Around 44 participants will be on treatment for 12 months and will be seen on a regular basis for imaging and MRI tests, cognitive testing and blood testing.

“We’re doing a wide range of studies and following patients as they move forward through this process,” Dr Patel said.

“In addition to being able to do state-of-the-art MRI work with these patients, we’re also doing a large cognitive battery [tests] in these patients.

“We’re doing very specialised bloodwork with our collaborators that are looking at particular investigational blood markers, which are indicative of neurodegeneration.”

The study is funded by Race to Erase MS, a nonprofit dedicated to the treatment and ultimate cure of multiple sclerosis.

Its Center Without Walls program includes renowned scientists in neurology, including Yale, UCLA, Harvard and Cedars-Sinai who are leading research to find a cure for MS.

The organisation has raised over US$50 million for MS research and has helped bring over 20 FDA-approved therapies to the market.

“It’s largely because of the support that we have from the Race to Erase MS that we’re able to push forward with this sort of work,” Dr Patel said.

It will be another two to three years before the results of the trial are published.
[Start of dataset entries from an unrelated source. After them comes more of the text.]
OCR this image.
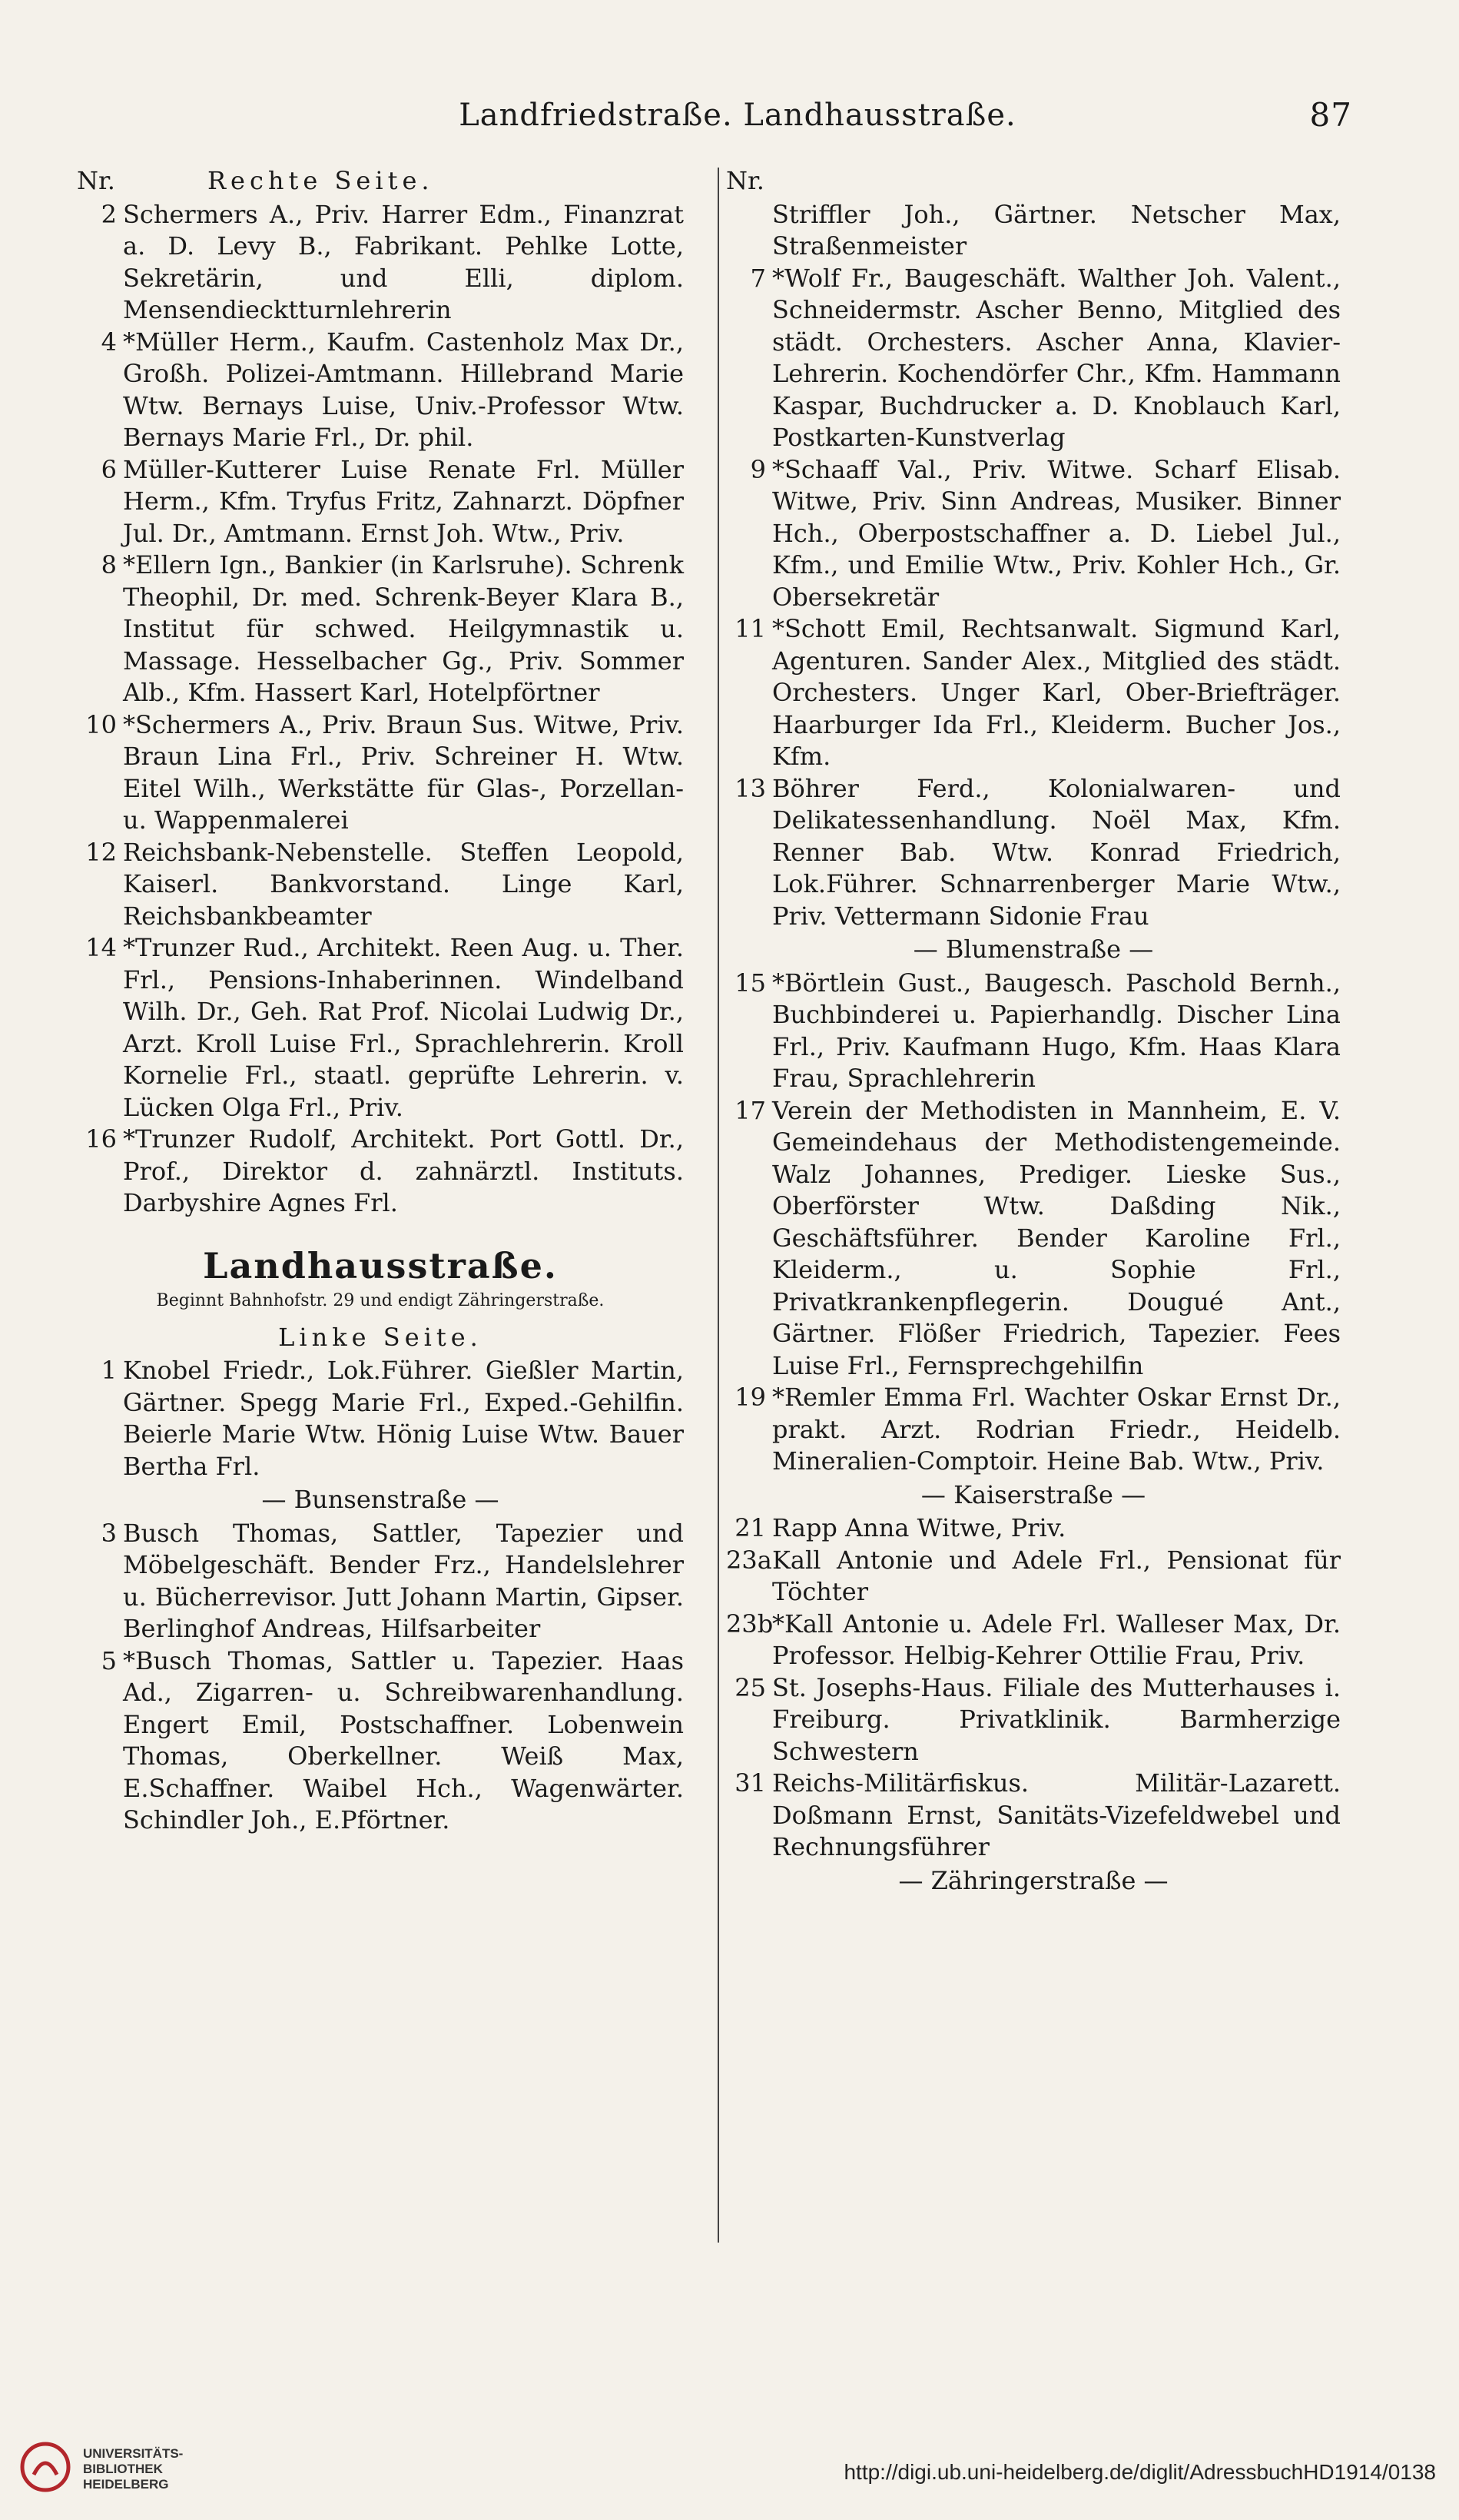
Landfriedstraße. Landhausstraße.	87
Nr.	Rechte Seite.
2 Schermers A., Priv. Harrer Edm., Finanzrat a. D. Levy B., Fabrikant. Pehlke Lotte, Sekretärin, und Elli, diplom. Mensendiecktturnlehrerin
4 *Müller Herm., Kaufm. Castenholz Max Dr., Großh. Polizei-Amtmann. Hillebrand Marie Wtw. Bernays Luise, Univ.-Professor Wtw. Bernays Marie Frl., Dr. phil.
6 Müller-Kutterer Luise Renate Frl. Müller Herm., Kfm. Tryfus Fritz, Zahnarzt. Döpfner Jul. Dr., Amtmann. Ernst Joh. Wtw., Priv.
8 *Ellern Ign., Bankier (in Karlsruhe). Schrenk Theophil, Dr. med. Schrenk-Beyer Klara B., Institut für schwed. Heilgymnastik u. Massage. Hesselbacher Gg., Priv. Sommer Alb., Kfm. Hassert Karl, Hotelpförtner
10 *Schermers A., Priv. Braun Sus. Witwe, Priv. Braun Lina Frl., Priv. Schreiner H. Wtw. Eitel Wilh., Werkstätte für Glas-, Porzellan- u. Wappenmalerei
12 Reichsbank-Nebenstelle. Steffen Leopold, Kaiserl. Bankvorstand. Linge Karl, Reichsbankbeamter
14 *Trunzer Rud., Architekt. Reen Aug. u. Ther. Frl., Pensions-Inhaberinnen. Windelband Wilh. Dr., Geh. Rat Prof. Nicolai Ludwig Dr., Arzt. Kroll Luise Frl., Sprachlehrerin. Kroll Kornelie Frl., staatl. geprüfte Lehrerin. v. Lücken Olga Frl., Priv.
16 *Trunzer Rudolf, Architekt. Port Gottl. Dr., Prof., Direktor d. zahnärztl. Instituts. Darbyshire Agnes Frl.
Landhausstraße.
Beginnt Bahnhofstr. 29 und endigt Zähringerstraße.
Linke Seite.
1 Knobel Friedr., Lok.Führer. Gießler Martin, Gärtner. Spegg Marie Frl., Exped.-Gehilfin. Beierle Marie Wtw. Hönig Luise Wtw. Bauer Bertha Frl.
— Bunsenstraße —
3 Busch Thomas, Sattler, Tapezier und Möbelgeschäft. Bender Frz., Handelslehrer u. Bücherrevisor. Jutt Johann Martin, Gipser. Berlinghof Andreas, Hilfsarbeiter
5 *Busch Thomas, Sattler u. Tapezier. Haas Ad., Zigarren- u. Schreibwarenhandlung. Engert Emil, Postschaffner. Lobenwein Thomas, Oberkellner. Weiß Max, E.Schaffner. Waibel Hch., Wagenwärter. Schindler Joh., E.Pförtner.
Nr.
Striffler Joh., Gärtner. Netscher Max, Straßenmeister
7 *Wolf Fr., Baugeschäft. Walther Joh. Valent., Schneidermstr. Ascher Benno, Mitglied des städt. Orchesters. Ascher Anna, Klavier-Lehrerin. Kochendörfer Chr., Kfm. Hammann Kaspar, Buchdrucker a. D. Knoblauch Karl, Postkarten-Kunstverlag
9 *Schaaff Val., Priv. Witwe. Scharf Elisab. Witwe, Priv. Sinn Andreas, Musiker. Binner Hch., Oberpostschaffner a. D. Liebel Jul., Kfm., und Emilie Wtw., Priv. Kohler Hch., Gr. Obersekretär
11 *Schott Emil, Rechtsanwalt. Sigmund Karl, Agenturen. Sander Alex., Mitglied des städt. Orchesters. Unger Karl, Ober-Briefträger. Haarburger Ida Frl., Kleiderm. Bucher Jos., Kfm.
13 Böhrer Ferd., Kolonialwaren- und Delikatessenhandlung. Noël Max, Kfm. Renner Bab. Wtw. Konrad Friedrich, Lok.Führer. Schnarrenberger Marie Wtw., Priv. Vettermann Sidonie Frau
— Blumenstraße —
15 *Börtlein Gust., Baugesch. Paschold Bernh., Buchbinderei u. Papierhandlg. Discher Lina Frl., Priv. Kaufmann Hugo, Kfm. Haas Klara Frau, Sprachlehrerin
17 Verein der Methodisten in Mannheim, E. V. Gemeindehaus der Methodistengemeinde. Walz Johannes, Prediger. Lieske Sus., Oberförster Wtw. Daßding Nik., Geschäftsführer. Bender Karoline Frl., Kleiderm., u. Sophie Frl., Privatkrankenpflegerin. Dougué Ant., Gärtner. Flößer Friedrich, Tapezier. Fees Luise Frl., Fernsprechgehilfin
19 *Remler Emma Frl. Wachter Oskar Ernst Dr., prakt. Arzt. Rodrian Friedr., Heidelb. Mineralien-Comptoir. Heine Bab. Wtw., Priv.
— Kaiserstraße —
21 Rapp Anna Witwe, Priv.
23a Kall Antonie und Adele Frl., Pensionat für Töchter
23b
*Kall Antonie u. Adele Frl. Walleser Max, Dr. Professor. Helbig-Kehrer Ottilie Frau, Priv.
25 St. Josephs-Haus. Filiale des Mutterhauses i. Freiburg. Privatklinik. Barmherzige Schwestern
31 Reichs-Militärfiskus. Militär-Lazarett. Doßmann Ernst, Sanitäts-Vizefeldwebel und Rechnungsführer
— Zähringerstraße —
UNIVERSITÄTS-
BIBLIOTHEK
HEIDELBERG
http://digi.ub.uni-heidelberg.de/diglit/AdressbuchHD1914/0138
Depending on the outcome, a larger trial is expected to follow testing the efficacy of the drug on a wider cohort.

For Dr Patel, it is an “incredibly exciting time” to be working in the MS research space.

“If you look at where we were 20 years ago, we had these treatments that barely had any effect on multiple sclerosis,” he said.

“Over the course of the last 15 to 20 years, there have been a wide array of new agents developed that essentially can stop this inflammatory component from occurring.

“I’m very optimistic about our ability to develop treatments for [progressive MS],” he added.

“Even though the problem right now seems rather hard to solve, the problem of relapsing remitting MS seemed hard to fix 20 years ago and we’ve made so much in the way of gains as far as that’s concerned.

“I think that we have reason to be really optimistic with regards to this as well.”